On talking about the part of indie rock that actually involves making money:

It’s interesting to see how musicians are trying to make a living—-the smart moves, and you know, the stupid moves. For some reason indie-rock musicians have to, like, adhere to some idea of indie cred. So, you have to strive to succeed but at the same time try and pretend you’re not trying to succeed, you know? I think that there are so many bands that are trying so desperately hard, but they can never tell anybody about it.

Why I appreciate rap and hip-hop is that, at least it’s honest. A lot of people are saying, “I”m trying to get huge,” and that’s true, everybody is.

Maybe you should try and work some blatant commercialism into your next record.

I try. I’ve been trying to do that.

On licensing:

There are people that just stick to their guns and and say, “No, I will never license our song to a corporation.” But then there’s also, for some people, it’s a lot easier because they’re just incredibly wealthy. It’s easy for Radiohead to not license their songs because they’re massively wealthy, you know?

They can afford to do this massive experiment either way. For somebody else, if somebody offers you $50,000 to do a Ford commercial, well, that could mean a huge difference to somebody’s life, you know? It could mean that you could quit your day job or put a down payment on a house, or pay for a chunk of your kid’s education. And you know, a lot of people who think about “indie cred” are college kids or something. Who have no idea of what it is to really make their way in the world. And of course, I mean, I wouldn’t license music to anybody, but if Wal-art offered me half a million dollars, I would be sitting there in kind of a conundrum thinking, “This is tough. I don’t know what I’m going to do here.” It’d be for a company I’d really dislike.

How much licensing have you done?

Oh, you know, a fair amount scattered through the years. A couple of commercials, or songs in trailers for movies, TV shows. We had a song in a video game.

On his reading habits:

A few years ago, I decided I was going to try and average a book a week. So I was going to try and read 52 books a year. So, I think in the last year, a lot more literature has snuck in [to my songwriting]. I can only remember the last few books I read. Currently I’m reading the new David Mitchell book.

He wrote Cloud Atlas, right?

Yeah. The new book isn’t out here yet, but we were just in London and it came out there. It’s called The Thousand Autumns of Jacob de Zoet. It’s really good. It’s not as weird as Cloud Atlas. It’s very similiar to the first and last chapters, you know, that happen in the 18th century?

Um, yeah, the guy on a ship. It’s all based in 1799, in a Dutch trading port just off of Nagasaki. Kind of a historical novel. Really good. I don’t think it’s going to sneak into our next record. Well, I don’t know, you could write some pirate chanties.

Yeah, the Decemberists are already doing that. Wouldn’t want to work their side of the street.

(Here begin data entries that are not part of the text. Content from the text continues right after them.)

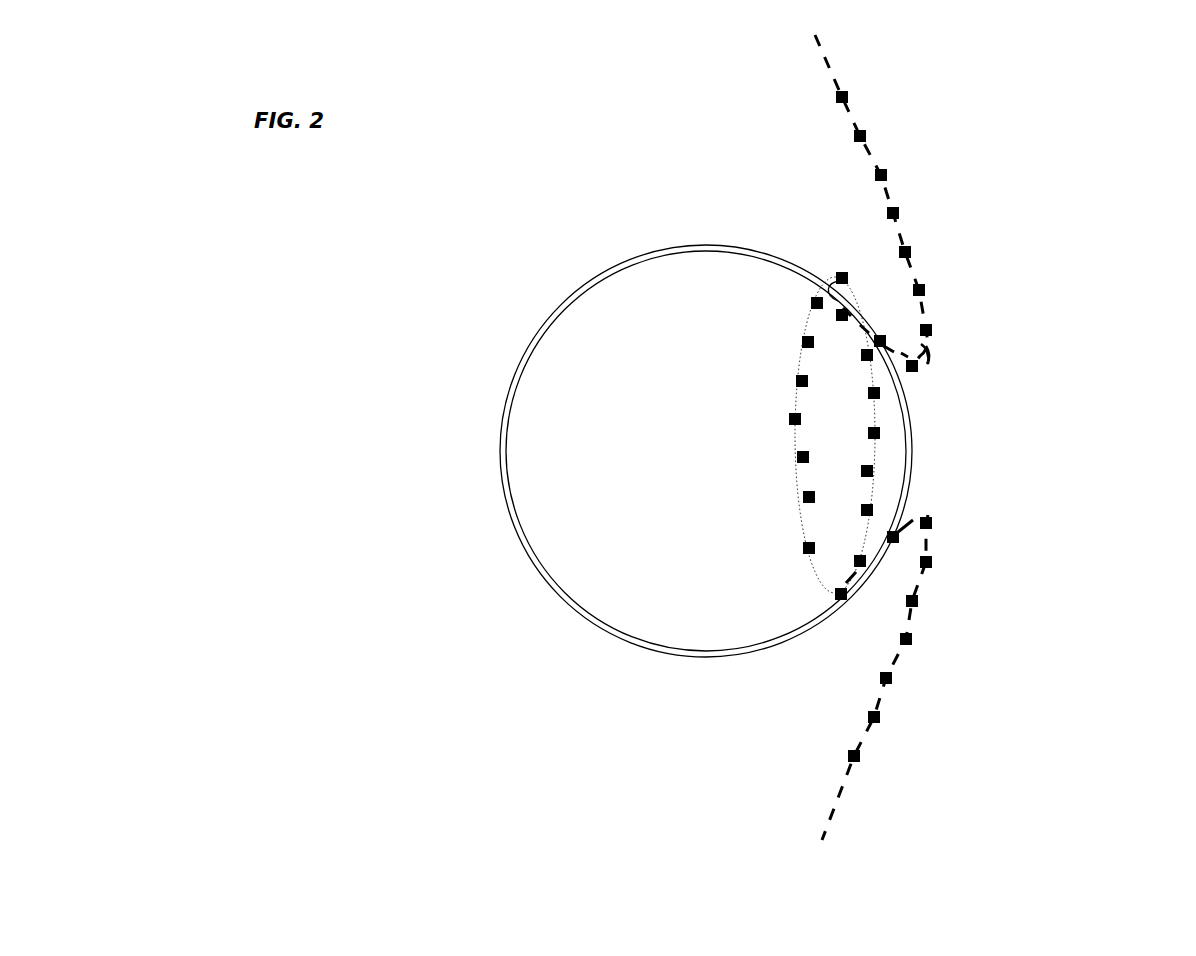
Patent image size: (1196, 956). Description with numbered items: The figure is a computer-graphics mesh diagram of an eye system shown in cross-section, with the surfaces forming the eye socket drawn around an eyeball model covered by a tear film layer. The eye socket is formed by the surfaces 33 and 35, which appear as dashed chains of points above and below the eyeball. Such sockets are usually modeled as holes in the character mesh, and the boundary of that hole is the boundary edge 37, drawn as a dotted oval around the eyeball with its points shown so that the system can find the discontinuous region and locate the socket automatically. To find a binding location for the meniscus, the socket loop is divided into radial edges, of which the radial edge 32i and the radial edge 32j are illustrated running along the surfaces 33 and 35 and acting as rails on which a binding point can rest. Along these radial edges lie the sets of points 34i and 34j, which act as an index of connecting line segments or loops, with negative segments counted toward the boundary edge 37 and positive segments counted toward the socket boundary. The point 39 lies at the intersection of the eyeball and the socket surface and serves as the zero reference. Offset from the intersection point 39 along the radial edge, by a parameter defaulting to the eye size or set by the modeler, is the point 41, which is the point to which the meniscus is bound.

The surface 33 is at (916, 82).
The radial edge 32i is at (868, 152).
The set of points 34i is at (907, 252).
The point 39 is at (882, 340).
The point 41 is at (934, 360).
The boundary edge 37 is at (806, 522).
The surface 35 is at (936, 712).
The set of points 34j is at (913, 640).
The radial edge 32j is at (842, 800).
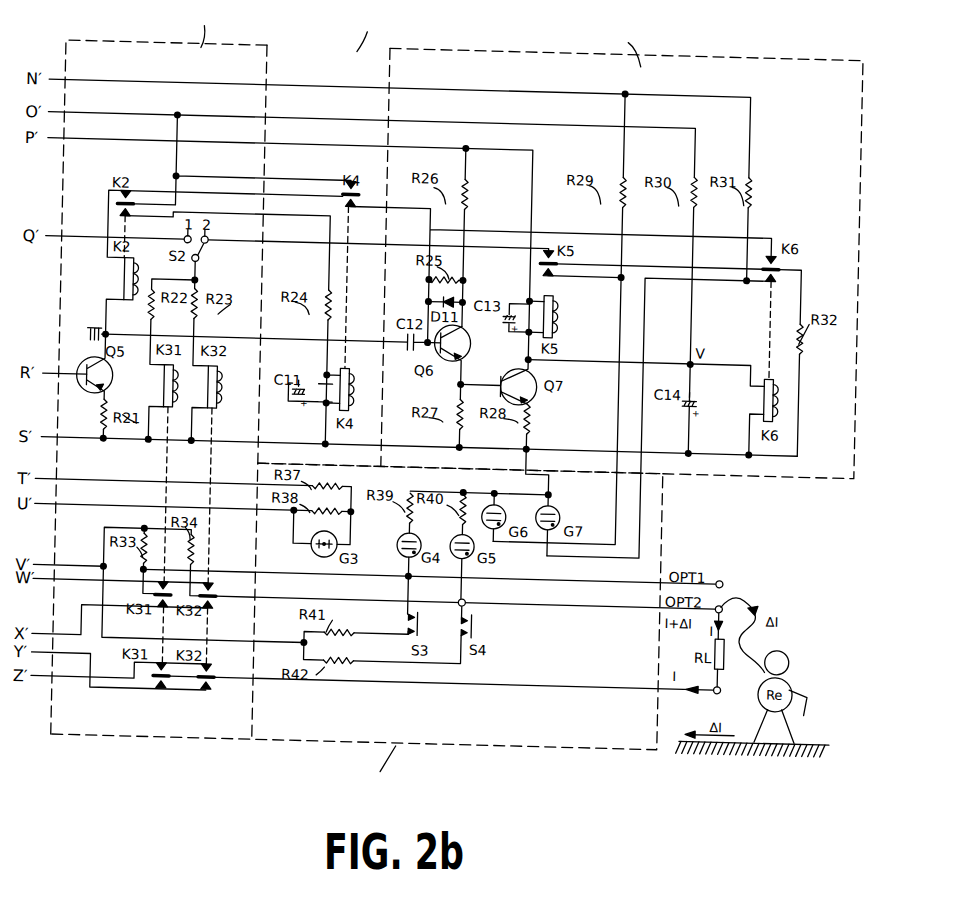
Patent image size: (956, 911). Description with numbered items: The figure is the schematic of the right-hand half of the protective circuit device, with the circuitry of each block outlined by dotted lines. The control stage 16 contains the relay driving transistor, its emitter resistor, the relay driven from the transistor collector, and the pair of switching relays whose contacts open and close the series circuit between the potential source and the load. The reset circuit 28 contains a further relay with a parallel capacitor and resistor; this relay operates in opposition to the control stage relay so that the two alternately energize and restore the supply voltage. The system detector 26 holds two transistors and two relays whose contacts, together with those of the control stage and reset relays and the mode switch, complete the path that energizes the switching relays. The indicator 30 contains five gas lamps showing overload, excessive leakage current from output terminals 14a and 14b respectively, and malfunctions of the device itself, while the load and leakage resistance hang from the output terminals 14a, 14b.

The control stage 16 is at (238, 46).
The reset circuit 28 is at (373, 46).
The system detector 26 is at (695, 54).
The indicator 30 is at (533, 735).
The output terminal 14a is at (733, 564).
The output terminal 14b is at (733, 590).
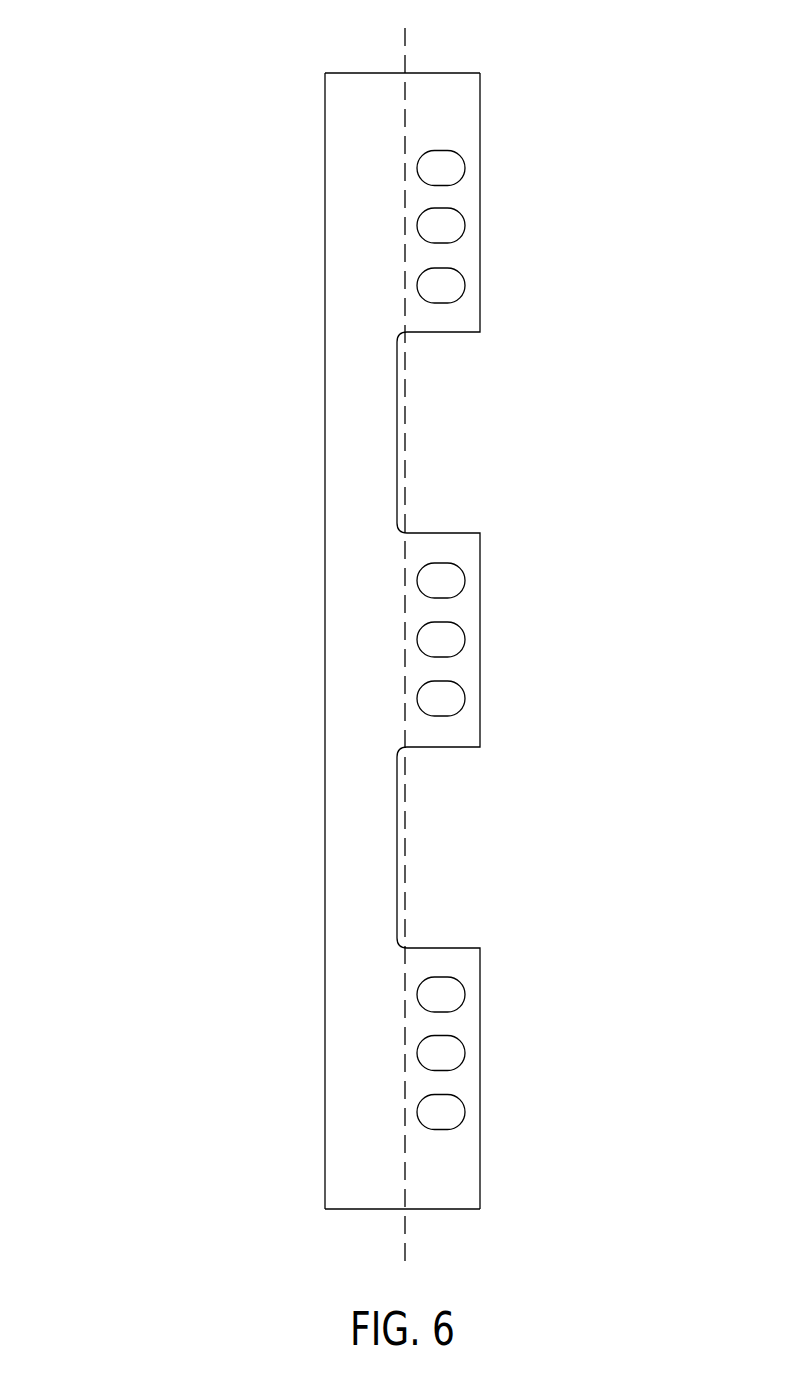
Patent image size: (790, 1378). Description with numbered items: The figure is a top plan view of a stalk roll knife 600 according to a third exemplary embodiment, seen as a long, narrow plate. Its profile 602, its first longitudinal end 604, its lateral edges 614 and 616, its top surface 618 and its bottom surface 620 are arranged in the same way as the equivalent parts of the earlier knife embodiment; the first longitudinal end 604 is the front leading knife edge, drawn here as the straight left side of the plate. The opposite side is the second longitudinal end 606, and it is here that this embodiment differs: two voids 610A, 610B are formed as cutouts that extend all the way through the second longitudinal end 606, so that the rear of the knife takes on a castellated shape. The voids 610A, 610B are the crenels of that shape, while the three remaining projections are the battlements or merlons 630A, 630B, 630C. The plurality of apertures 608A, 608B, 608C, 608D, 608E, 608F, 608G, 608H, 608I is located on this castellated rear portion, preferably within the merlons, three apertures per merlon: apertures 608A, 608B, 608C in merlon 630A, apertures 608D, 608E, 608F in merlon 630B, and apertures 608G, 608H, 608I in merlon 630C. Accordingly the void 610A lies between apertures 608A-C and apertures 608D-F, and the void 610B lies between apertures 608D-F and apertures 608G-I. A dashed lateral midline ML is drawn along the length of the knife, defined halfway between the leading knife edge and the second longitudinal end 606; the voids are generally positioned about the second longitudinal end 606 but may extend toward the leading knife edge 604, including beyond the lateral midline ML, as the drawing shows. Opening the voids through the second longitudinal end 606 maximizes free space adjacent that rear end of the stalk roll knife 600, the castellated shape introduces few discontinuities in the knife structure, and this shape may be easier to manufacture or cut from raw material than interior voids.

The stalk roll knife 600 is at (140, 526).
The profile 602 is at (312, 951).
The first longitudinal end 604 is at (325, 1156).
The second longitudinal end 606 is at (480, 1185).
The aperture 608A is at (465, 161).
The aperture 608B is at (465, 222).
The aperture 608C is at (465, 286).
The aperture 608D is at (465, 574).
The aperture 608E is at (465, 636).
The aperture 608F is at (465, 697).
The aperture 608G is at (465, 988).
The aperture 608H is at (465, 1047).
The aperture 608I is at (465, 1108).
The void 610A is at (445, 438).
The void 610B is at (445, 846).
The lateral edge 614 is at (355, 73).
The lateral edge 616 is at (355, 1209).
The top surface 618 is at (325, 267).
The bottom surface 620 is at (313, 150).
The merlon 630A is at (458, 113).
The merlon 630B is at (445, 542).
The merlon 630C is at (445, 955).
The lateral midline ML is at (407, 102).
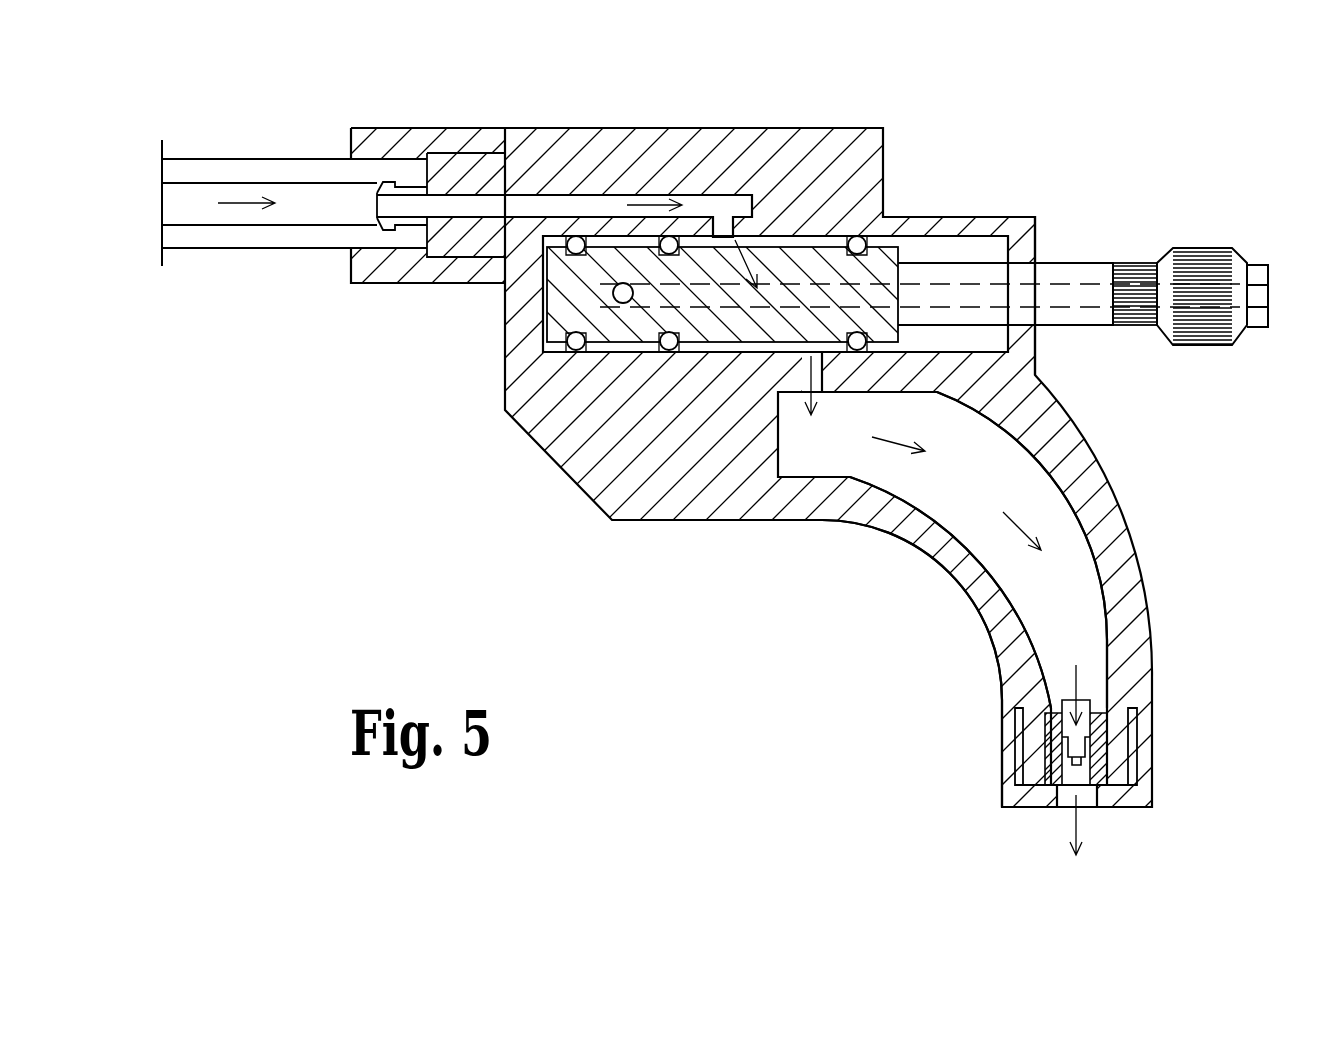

On their new album’s title Together:

It came from a lot of places. We had two songs on the record that had the word “together” in them. There’s a song from the late sixties,  it was one of the first songs that we ever learned when we got together as a band. I think it was a cover we played on our second show. And I got to thinking of calling it that, kind of as a reference to our beginning days. And then, you know, just the meaning of the word “together.” I loved that it was such a cliched title that has been used many times before, but I liked the idea of co-opting, and kind of making it your own. So, when people see the word “together”, maybe they’ll think of our record. And you always see the word “together.” And I’m not expecting that people will think like that, but we were just trying. We noticed that when we looked up all the other albums called Together, there wasn’t really a classic album called Together.

Who else did-who else has an album called Together?

Uh, I don’t remember. It’s a lot of people. You know, like usually a duet album. Like Marvin Gaye and Tammy Terrell. Or I think the “Young Bloods”. They did that song “Get Together,” you know that song? Old ’60s peace anthem. I think they had an album called Together. They’re at least 40.